Michael Ondaatje a écrit un roman au titre énigmatique : “Coming Through Slaughter.”

Suivant la trajectoire du pionnier du Jazz Buddy Bolden, le texte fait mention de nombreux musiciens.  On trouve tout d’abord la jeune génération : Louis Armstrong, Bunk Johnson, Freddie Keppard (p.5). Puis vient celui qui incarne l’antithèse de la tradition orale : John Robichaux (pp.5 & 93). Il y a ensuite les membres du groupe que nous voyons sur la photo qui précède le roman: Willy Warner, Willy Cornish, Jimmy Johnson, Brock Mumford and Frank Lewis (p.66). Il y a un témoin célèbre: Ferdinand Lementhe (p.43). Nous retrouvons enfin l’ancienne génération, les “pères” : Manuel Hall, Mutt Carey, Bud Scott, Happy Galloway (p.95).

Le texte fait aussi référence à de nombreuses chansons. Les titres suivants apparaissent tous à la page 23 : “Don’t Go ‘way Nobody”, “Careless Love”, “2.19 Took My Baby Away”, “Idaho”, “Joyce 76”, “Funky Butt”, “Take Your Big Leg Off Me”, “Snake Rag”, “Alligator Hop”, “Pepper Rag”, “If You Don’t Like My Potatoes Why Do You Dig So Deep?”, “All The Whores Like The Way I Ride”, “Make Me A Pallet On Your Floor”, “If You Don’t Shake, Don’t Get No Cake”. “Tiger Rag” et “Cakewalking Babies” sont quant à eux intégrés à l’action.

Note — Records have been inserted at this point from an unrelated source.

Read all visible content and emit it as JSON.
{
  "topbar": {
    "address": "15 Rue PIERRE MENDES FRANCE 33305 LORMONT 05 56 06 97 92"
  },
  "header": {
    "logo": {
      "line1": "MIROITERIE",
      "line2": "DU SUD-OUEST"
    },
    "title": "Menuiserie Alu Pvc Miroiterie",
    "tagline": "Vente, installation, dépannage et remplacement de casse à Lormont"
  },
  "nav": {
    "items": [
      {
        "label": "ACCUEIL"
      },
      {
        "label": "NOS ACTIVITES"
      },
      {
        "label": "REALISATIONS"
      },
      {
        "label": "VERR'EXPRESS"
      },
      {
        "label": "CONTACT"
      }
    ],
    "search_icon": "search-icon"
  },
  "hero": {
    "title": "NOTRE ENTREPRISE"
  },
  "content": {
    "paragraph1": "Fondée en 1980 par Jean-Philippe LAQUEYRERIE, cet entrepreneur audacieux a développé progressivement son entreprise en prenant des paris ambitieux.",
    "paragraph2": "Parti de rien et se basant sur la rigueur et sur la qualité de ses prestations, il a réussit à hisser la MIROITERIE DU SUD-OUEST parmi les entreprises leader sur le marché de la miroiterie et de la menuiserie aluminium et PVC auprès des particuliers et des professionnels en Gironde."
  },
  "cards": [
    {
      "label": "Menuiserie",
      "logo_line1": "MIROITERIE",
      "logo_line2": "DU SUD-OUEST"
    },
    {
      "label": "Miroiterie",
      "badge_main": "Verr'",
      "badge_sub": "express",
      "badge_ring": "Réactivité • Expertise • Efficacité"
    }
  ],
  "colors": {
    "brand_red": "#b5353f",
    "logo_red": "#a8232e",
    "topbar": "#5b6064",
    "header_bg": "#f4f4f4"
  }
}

Qu’intègre-t-on à la musique?
Le musicien est un alchimiste : il a le pouvoir de transformer sentiments et environnement en notes.
 
Lors de son second voyage à La Nouvelle Orléans, Webb observe son vieil ami jouer pour une foule. Pour le détective en déplacement, l’activité de Bolden au sein du Cricket, un journal relayant les ragots, influence son jeu. Le cornettiste plonge dans les rumeurs et les développe à l’aide de ses notes et de ses phrases. L’incertitude des informations que lui confient ses sources semble nourrir l’immédiateté et la nature improvisée de sa musique (p. 43).

Plus tard, nous nous émerveillons devant le spectacle d’un pianiste non-professionnel qui transforme douleur et colère en notes de musique. Les détails anatomiques de la scène valent la peine d’être relevés. En effet, ils transmettent la douleur dans toute son intensité. Le piano a des “dents”. Les sons semblent “toucher” les corps nus des amants. Seuls quelques mots séparent les dents du piano des corps dénudés. La dimension rituelle de la traduction musicale, à laquelle se livre le pianiste amateur, la rend d’autant plus fascinante (p.92).

Le son et le silence ont beau être invisibles, ils n’en restent pas moins vivants. Ils sont des animaux imaginaires se déplaçant de façon menaçante (on nous demande ainsi d’imaginer le son d'ensemble du groupe de Bolden à la page 14 ; à la page 84, on ressent la vulnérabilité du musicien exilé lorsque son passé rentre en collision avec son présent). En fait, ces descriptions de forces invisibles sont les passages les plus musicaux du texte. Le mouvement des aimants est un véritable spectacle pour le jeune Buddy Bolden, épuisé après une longue session d’entraînement. Il demande alors à son ami Webb de lui faire une démonstration, dans un mélange de curiosité scientifique et de besoin de divertissement. Mais la scène n’est pas dénuée de valeur symbolique : le pouvoir d’attraction du gros aimant sur les petits ressemble au pouvoir de Bolden sur la foule. C’est aussi un commentaire sur la nature de l’amitié que partagent les deux hommes (p.35).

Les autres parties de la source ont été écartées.